City officials say that standard is impossibly fuzzy. City attorney David Chiu said EPA’s requirements make San Francisco liable for enforcement actions without providing specific targets for how much sewage is too much. And that, he said, puts San Francisco on the hook for the overall water quality of the Pacific Ocean.

“It’s an unworkable standard. We’ve been asking for clear guidance and the EPA hasn’t given us specific answers,” Chiu told CNN. “Cities and counties all over the country are joining us to ask for clarity.”

Chiu flatly rejected requests for the city to settle the litigation.

“The answer’s no,” he said, adding that fully addressing the problem of sewer overflows would cost city ratepayers billions of dollars.

Wastewater agencies from across the nation are siding with San Francisco, including those in Boston, New York, Tacoma, Indianapolis and Louisville.

The National Mining Association, the American Petroleum Institute and the American Chemistry Council have also filed briefs backing the city because they fear becoming “legally responsible for the overall quality” of water.

In other words, a win for San Francisco could undermine the EPA’s ability to police a broader swath of polluters. And that has given environmentalists and others following the case pause.

“What’s going on is tactically shortsighted on all sides,” said Dave Owen, a law professor at the University of California San Francisco. “EPA and San Francisco, by litigating this case before the Supreme Court, are putting a piece of state and federal authority at risk.”

The dispute arrives the Supreme Court at a time when the EPA has endured a series of significant blows from the court’s conservative bloc.

In June, a 5-4 majority upended President Joe Biden’s effort to reduce smog and air pollution wafting across state lines in what was known as the “good neighbor” rule. A year earlier, the court reduced the EPA’s ability to regulate wetlands under the Clean Water Act.

In 2022, the court curbed the agency’s ability to broadly regulate carbon emissions from existing power plants.

The court has also steadily undermined the power of federal agencies in recent years in cases that have nothing to do with the environment.

In a major ruling this summer, a 6-3 majority overturned a 1984 precedent that directed courts to defer to federal agencies interpreting vague laws.
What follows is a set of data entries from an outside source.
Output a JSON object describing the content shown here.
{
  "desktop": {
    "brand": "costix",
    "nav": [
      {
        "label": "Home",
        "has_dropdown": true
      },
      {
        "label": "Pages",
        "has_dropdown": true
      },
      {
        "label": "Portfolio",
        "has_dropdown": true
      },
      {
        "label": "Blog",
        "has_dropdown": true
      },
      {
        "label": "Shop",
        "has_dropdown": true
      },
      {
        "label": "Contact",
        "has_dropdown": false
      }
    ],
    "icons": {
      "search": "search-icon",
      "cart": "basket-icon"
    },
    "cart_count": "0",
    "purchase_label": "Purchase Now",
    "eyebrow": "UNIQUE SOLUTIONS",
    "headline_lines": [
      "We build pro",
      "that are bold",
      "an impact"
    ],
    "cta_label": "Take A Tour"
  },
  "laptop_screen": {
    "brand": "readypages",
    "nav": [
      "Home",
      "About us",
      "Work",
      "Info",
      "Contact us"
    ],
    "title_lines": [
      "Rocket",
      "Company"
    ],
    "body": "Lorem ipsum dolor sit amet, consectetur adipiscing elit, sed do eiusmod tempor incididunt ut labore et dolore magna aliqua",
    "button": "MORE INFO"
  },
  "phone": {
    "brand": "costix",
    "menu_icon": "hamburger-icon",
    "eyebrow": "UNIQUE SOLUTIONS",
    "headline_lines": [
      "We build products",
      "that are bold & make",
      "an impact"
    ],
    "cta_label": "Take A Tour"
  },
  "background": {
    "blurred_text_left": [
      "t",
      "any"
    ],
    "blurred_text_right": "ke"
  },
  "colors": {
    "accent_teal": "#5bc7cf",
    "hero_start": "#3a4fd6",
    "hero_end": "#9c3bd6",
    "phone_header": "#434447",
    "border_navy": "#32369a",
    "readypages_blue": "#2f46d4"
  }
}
In siding with the EPA in the San Francisco case last year, the 9th US Circuit Court of Appeals relied in part on that precedent.

The Clean Water Act, enacted in 1972, allows the EPA to set clear discharge limits as well as “any more stringent limitation” the agency views as “necessary to meet water quality standards.”

That sweeping language, the Biden administration argues, “unambiguously establishes” that EPA has the power impose broad requirements on polluters besides specific discharge limits.

Earlier this year, in a case dealing with rioters on January 6, 2021, a 6-3 majority declined to read a “catch all” provision of another law as granting sweeping power to prosecute members of the mob on obstruction charges. That’s because, like the Clean Water Act, the provision at issue in the criminal statute followed more specific language dealing with evidence tampering.

Environmentalists fear a similar reading of the Clean Water Act could have disastrous results.

Webb, the Sierra Club advocate, described the city’s approach as “risky.”

“It’s a pretty crazy game of chicken they’re playing,” he said.